But I’m wandering from the point I started with, which is that the British posters feature, very prominently, the sight of Big Ben under construction. I have my own theory as to why this is, quite apart from the fact that Big Ben is shorthand for “You Are In London.” You may recall the Tim Burton-directed Sweeney Todd a couple of years ago. The publicity campaign for this ran into a little trouble over this image:

sweeney

If you take a look to Mr Depp’s right, you’ll see Big Ben emerging from the fog of Olde Londone Towne. This caused consternation among certain historically-minded folk, who pointed out that Big Ben (or, if you want to be pedantic, the Clock Tower) wasn’t built until 1859, and the story of Sweeney Todd is set at some point in the 1840s. The poster was pulled. The scene in which Todd sails under the 1894-built Tower Bridge was left in, which strikes me as a far greater anachronism (the filmmakers’ excuse was that it is depicted as still being under construction, builders at the time apparently being shite). One might also point out that the ship that brings him in would have docked at Rotherhithe rather than into the heinously busy Pool of London. One might further point out that Tim Burton’s version of London in Sweeney Todd is a Disneyfied vision of 19th century Olde Englande marketed towards weekend Goths, and actual historical accuracy might freak them out. Frankly we’re lucky Sherlock Holmes didn’t step in to save the day.

I actually quite liked the film, I should point out.
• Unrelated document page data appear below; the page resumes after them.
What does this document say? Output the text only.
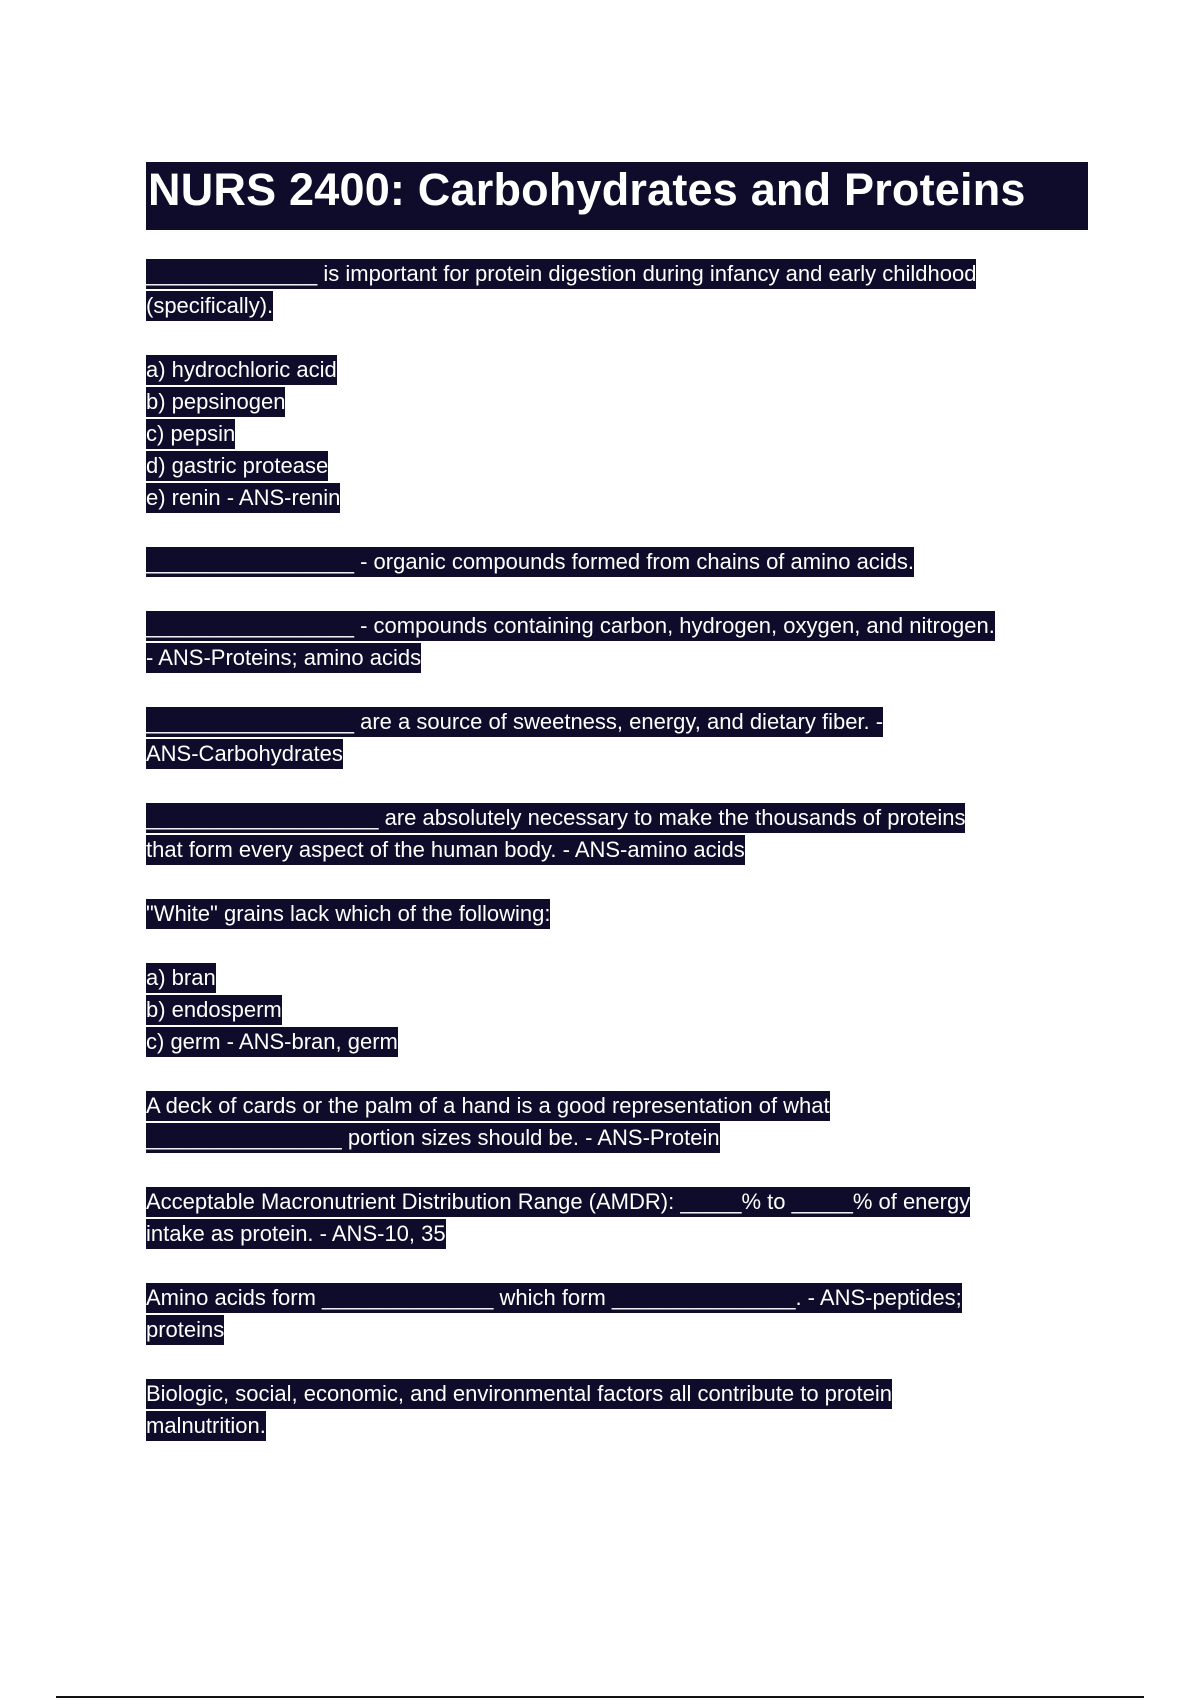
NURS 2400: Carbohydrates and Proteins
______________ is important for protein digestion during infancy and early childhood
(specifically).
a) hydrochloric acid
b) pepsinogen
c) pepsin
d) gastric protease
e) renin - ANS-renin
_________________ - organic compounds formed from chains of amino acids.
_________________ - compounds containing carbon, hydrogen, oxygen, and nitrogen.
- ANS-Proteins; amino acids
_________________ are a source of sweetness, energy, and dietary fiber. -
ANS-Carbohydrates
___________________ are absolutely necessary to make the thousands of proteins
that form every aspect of the human body. - ANS-amino acids
"White" grains lack which of the following:
a) bran
b) endosperm
c) germ - ANS-bran, germ
A deck of cards or the palm of a hand is a good representation of what
________________ portion sizes should be. - ANS-Protein
Acceptable Macronutrient Distribution Range (AMDR): _____% to _____% of energy
intake as protein. - ANS-10, 35
Amino acids form ______________ which form _______________. - ANS-peptides;
proteins
Biologic, social, economic, and environmental factors all contribute to protein
malnutrition.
So anyway, yes. That, in my characteristic rambling style, is why I think the London version of the posters for Yet Another Christmas Carol make a scaffolding-clad Big Ben bigger than the main character – to show that they’ve actually done a bit of research unlike some we could mention. Of course, if you want my opinion, and you’re going to get it whether you want it or not, I think these people could save themselves a lot of trouble if they just went with St Paul’s Cathedral as the London landmark. It’s a better symbol for London than Big Ben, which isn’t even in the goddamn City.